Saturday, April 23, 2011

Another Huge Development Project in the Heart of the Bakken -- Stanley, North Dakota, USA

Updates

May 22, 2011: Minot Daily News with nice update. Annabelle Homes will pay for all infrastructure; will pay police and fire departments $500/month for their costs.


Original Post

Link here. Regional links break early and break often.
The city of Stanley is moving forward with a sizable development that will address housing concerns as well as revitalize the city's appearance.
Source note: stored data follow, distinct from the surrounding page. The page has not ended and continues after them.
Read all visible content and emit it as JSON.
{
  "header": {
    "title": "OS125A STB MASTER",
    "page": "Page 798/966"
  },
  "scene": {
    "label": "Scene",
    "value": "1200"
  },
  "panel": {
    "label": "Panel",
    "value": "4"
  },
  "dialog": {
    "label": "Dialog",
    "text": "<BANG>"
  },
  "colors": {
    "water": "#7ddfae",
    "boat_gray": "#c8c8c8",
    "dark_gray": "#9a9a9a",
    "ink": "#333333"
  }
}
Minneapolis development firm Annabelle Homes has received approval for a project consisting of more than 50 homes, office and commercial business space as well as two parks.
Some data points:
  • 20-acre tract
  • 28 energy efficient single-family homes
  • 25 townhouses
  • A 16,000-square-foot office complex: a two-story building to house a visitor center, Mountrail County Historical Society and entrance to Flickertail Village Museum
  • A 12,000 square foot retail building next to the office complex
  • Developer: Annabelle Homes out of Minneapolis, Minnesota; the firm approached Stanley; told them it was a "50-year decision"
The population of Stanley, North Dakota, was 1,458, in the 2010 census. Stanley is north/northwest of the two best fields (right now) in North Dakota: the Sanish and the Parshall. The town sits in Ross oil field, near Alger and Stanley oil fields. All of them are very good fields.

"Demand Destruction"

I assume we will be hearing the phrase "demand destruction" on CNBC more and more going into the summer driving season. CNBC reporters like to bandy that phrase around but they don't expound on the phenomenon. 

From wikipedia:
Demand destruction is an economic term used to describe a permanent downward shift in the demand curve in the direction of lower demand of a commodity such as energy products, induced by a prolonged period of high prices or constrained supply.
Note the words "permanent" and "prolonged." I don't know if one could call the current period of "high prices" for oil and gasoline "prolonged." However, Saudi Arabia does not see a "permanent downward shift in the demand curve" for oil."

It would be interesting to see some studies regarding "demand destruction" in the mainstream media or on the business pages. I have not seen any objective, quantitative studies.

Taking the summer vacations out of the equation, and limiting the discussion to the 44 to 48 weeks of using a car for work, errands, and pleasure, I would assume that below $2.00/gallon, folks don't worry a whole lot about their driving habits.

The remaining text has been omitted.